This post provides a summary of some of the most important overhead imagery datasets for object detection. The aim of this post is to be a living document where I continue to add new datasets as they are released.

Table of Contents

Overhead Imagery Datasets Overview
Descriptions
- DIOR
  - Academic paper
  - Categories
- DOTA
- xView
- NWPU VHR-10
- COWC

Overhead Imagery Datasets Overview

Dataset Name	Total Number of Objects	Number of Images	Number of Categories	Image Size	Resolution	Annotation Type	Source	Year Released	Restrictions
DIOR	192,472	23,463	20	large	TBD	Horizontal Bounding Boxes	TBD	2020	None
DOTA	188,282	2,806	15	387 X 455 - 4096 X 7168	mostly 20-40cm (see below)	Rotated and Horizontal Bounding Boxes	Google Earth (mostly) and satellites	2018	Academic purposes only; any commercial use is prohibited
XVIEW	1,000,000+	TBD	60	large	30 cm	Horizontal Bounding Boxes	WorldView-3 satellites	2018	Non-commercial use
NWPU VHR-10	3,651	800	10	large	8-200cm	Horizontal Bounding Boxes	Google Earth and Vaihingen dataset	2016	Research purposes only
COWC	32,716	TBD	1 (cars)	large	15 cm	Center Points	TBD	2016	None

Descriptions

DIOR

DIOR is a huge dataset with ten times the number of images as DOTA, although a similar number of objects. It is the most recent dataset on the list.

Academic paper

Object detection in optical remote sensing images: A survey and a new benchmark

Categories

Airplane, Airport, Baseball field, Basketball court, Bridge, Chimney, Dam, Expressway service area, Expressway toll station, Harbor, Golf course, Ground track field, Overpass, Ship, Stadium, Storage tank, Tennis court, Train station, Vehicle, and Windmill

DOTA

DOTA is a large dataset that combines aerial and satellite imagery. It combines different sensors and platforms.

Academic paper

DOTA: A Large-scale Dataset for Object Detection in Aerial Images

Categories

(abbreviations used on leaderboard are shown in parentheses)

Plane, Ship, Storage Tank (ST), Baseball Diamond (BD), Tennis Court (TC), Basketball Court (BC), Ground Track Field (GTF), Harbor, Bridge, Large Vehicle (LV), Small Vehicle (SV), Helicopter (HC), Roundabout (RA), Soccer Ball Field (SBF), Basketball Court

Leaderboard

DOTA Leaderboard

GSD Distribution

Here are histograms and boxplots of the ground sample distance for images in the dataset (when provided). Outliers have been excluded from the box plot for clarity.

DOTA_GSD

xView

The xView dataset contains over 1 million objects across 60 classes covering over 1,400 km^2. Objects in xView vary in size from 3 meters (10 pixels) to greater than 3,000 meters (10,000 pixels).

Academic paper

xView: Objects in Context in Overhead Imagery

Categories

They use ontological labels, which I like. Although for datasets that don’t, this same idea could be done after the fact.
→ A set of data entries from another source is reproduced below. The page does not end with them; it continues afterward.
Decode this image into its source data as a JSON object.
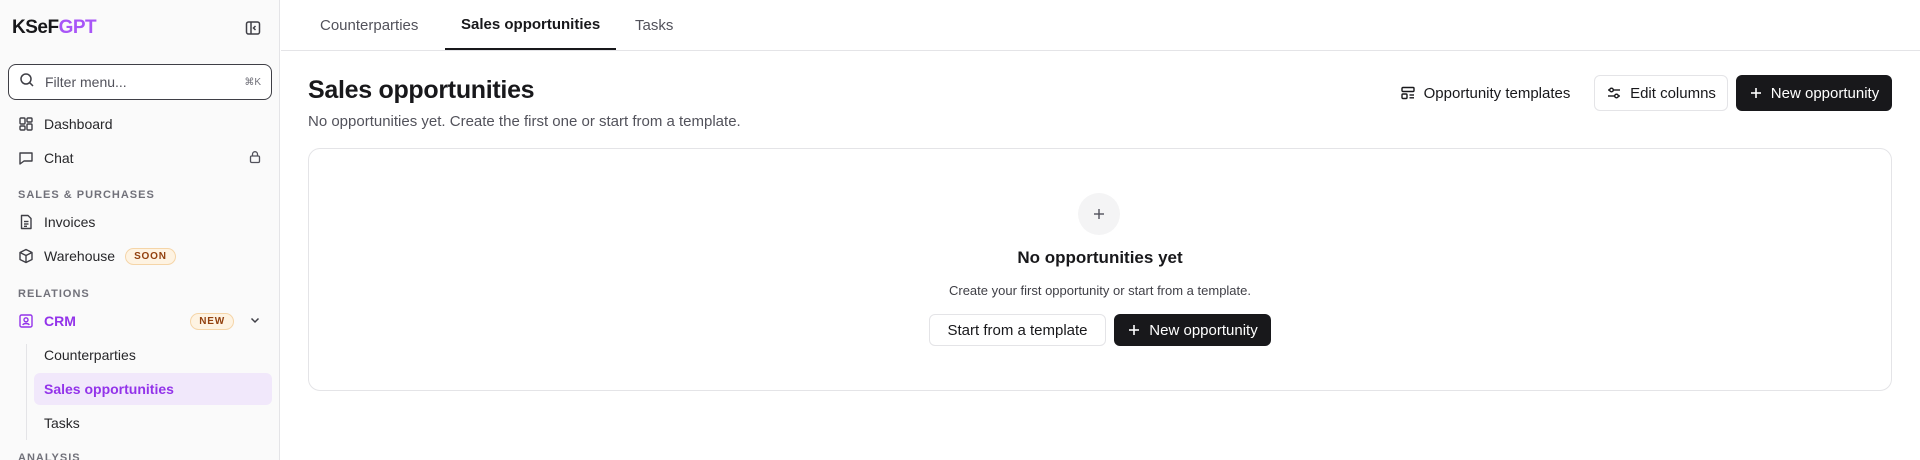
{
  "app": {
    "logo_primary": "KSeF",
    "logo_accent": "GPT",
    "accent_color": "#a855f7"
  },
  "sidebar": {
    "filter": {
      "placeholder": "Filter menu...",
      "shortcut": "⌘K"
    },
    "items": [
      {
        "label": "Dashboard",
        "icon": "dashboard-icon"
      },
      {
        "label": "Chat",
        "icon": "chat-icon",
        "trailing_icon": "lock-icon"
      }
    ],
    "sections": [
      {
        "label": "SALES & PURCHASES",
        "items": [
          {
            "label": "Invoices",
            "icon": "invoice-icon"
          },
          {
            "label": "Warehouse",
            "icon": "box-icon",
            "badge": "SOON"
          }
        ]
      },
      {
        "label": "RELATIONS",
        "items": [
          {
            "label": "CRM",
            "icon": "contact-icon",
            "badge": "NEW",
            "expanded": true,
            "children": [
              {
                "label": "Counterparties"
              },
              {
                "label": "Sales opportunities",
                "active": true
              },
              {
                "label": "Tasks"
              }
            ]
          }
        ]
      },
      {
        "label": "ANALYSIS",
        "items": []
      }
    ]
  },
  "tabs": [
    {
      "label": "Counterparties"
    },
    {
      "label": "Sales opportunities",
      "active": true
    },
    {
      "label": "Tasks"
    }
  ],
  "header": {
    "title": "Sales opportunities",
    "subtitle": "No opportunities yet. Create the first one or start from a template.",
    "actions": {
      "templates": "Opportunity templates",
      "edit_columns": "Edit columns",
      "new_opportunity": "New opportunity"
    }
  },
  "empty_state": {
    "title": "No opportunities yet",
    "description": "Create your first opportunity or start from a template.",
    "template_button": "Start from a template",
    "new_button": "New opportunity"
  }
}
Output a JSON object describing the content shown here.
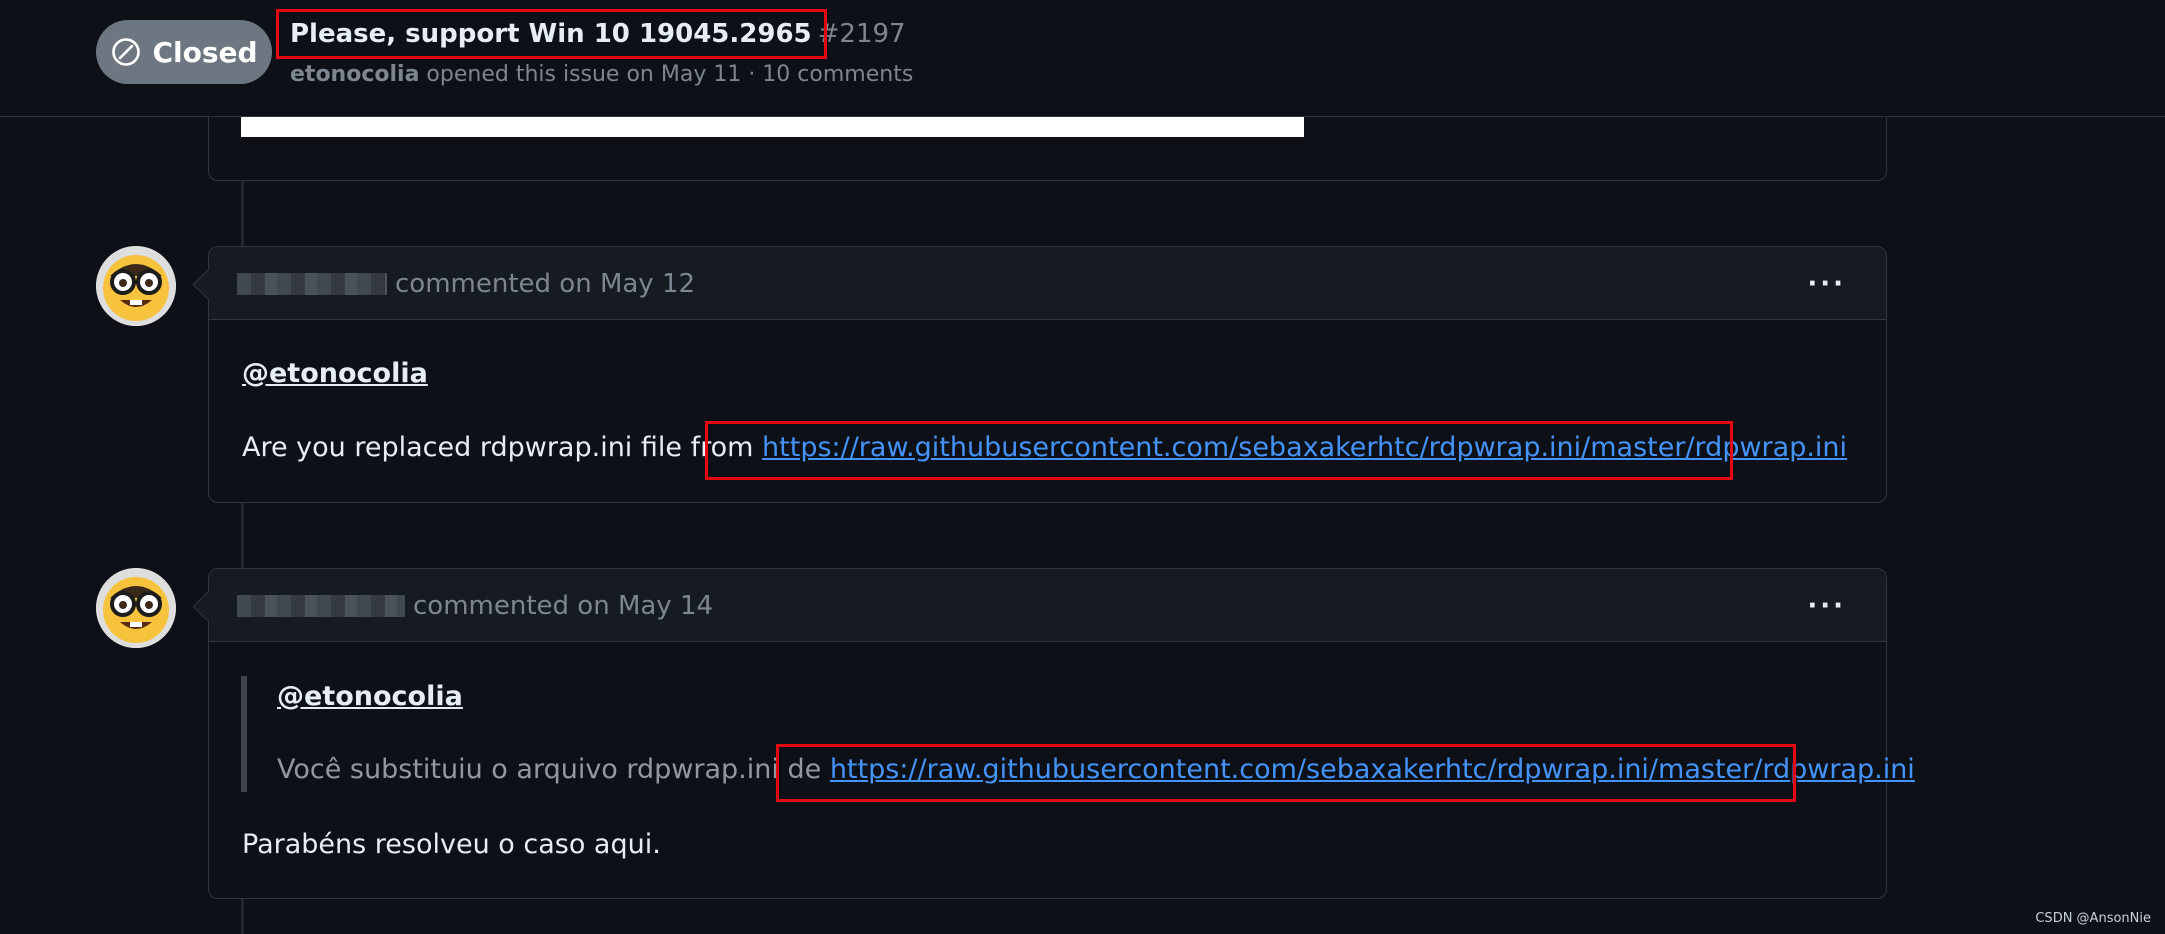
{
  "header": {
    "state_label": "Closed",
    "title": "Please, support Win 10 19045.2965",
    "number": "#2197",
    "author": "etonocolia",
    "meta_rest": "opened this issue on May 11 · 10 comments"
  },
  "comments": [
    {
      "action": "commented on May 12",
      "mention": "@etonocolia",
      "text_before_link": "Are you replaced rdpwrap.ini file from",
      "link": "https://raw.githubusercontent.com/sebaxakerhtc/rdpwrap.ini/master/rdpwrap.ini"
    },
    {
      "action": "commented on May 14",
      "quote_mention": "@etonocolia",
      "quote_text_before_link": "Você substituiu o arquivo rdpwrap.ini de",
      "quote_link": "https://raw.githubusercontent.com/sebaxakerhtc/rdpwrap.ini/master/rdpwrap.ini",
      "reply": "Parabéns resolveu o caso aqui."
    }
  ],
  "kebab_label": "···",
  "watermark": "CSDN @AnsonNie",
  "colors": {
    "background": "#0d1117",
    "badge_closed": "#6e7681",
    "link": "#4493f8",
    "highlight": "#e50914"
  },
  "icons": {
    "state": "circle-slash-icon",
    "kebab": "kebab-horizontal-icon",
    "avatar": "nerd-face-emoji"
  }
}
Aircraft Hangar, Barge, Building, Bus, Cargo Truck, Cargo/container Car, Cement Mixer, Construction Site, Container Crane, Container Ship, Crane Truck, Damaged/demolished Building, Dump Truck, Engineering Vehicle, Excavator, Facility, Ferry, Fishing Vessel, Fixed-wing Aircraft, Flat Car, Front Loader/bulldozer, Ground Grader, Haul Truck, Helicopter, Helipad, Hut/tent, Locomotive, Maritime Vessel, Mobile Crane, Motorboat, Oil Tanker, Passenger Vehicle, Passenger Car, Passenger/cargo Plane, Pickup Truck, Pylon, Railway Vehicle, Reach Stacker, Sailboat, Shed, Shipping Container, Shipping Container Lot, Small Aircraft, Small Car, Storage Tank, Straddle Carrier, Tank Car, Tower, Tower Crane, Tractor, Trailer, Truck, Truck Tractor, Truck Tractor W/ Box Trailer, Truck Tractor W/ Flatbed Trailer, Truck Tractor W/ Liquid Tank, Tugboat, Utility Truck, Vehicle Lot, Yacht

Ontology

xview_classes

Label Noise

They do three stages of quality control, including a mix of manual and automated checks and a comparison with a gold standard (hand-annotated by experts) dataset. In order to pass expert quality control, the batch was required to have a precision of 0.75 and recall of 0.95 at 0.5 intersection over union (IoU) when compared to the gold standard.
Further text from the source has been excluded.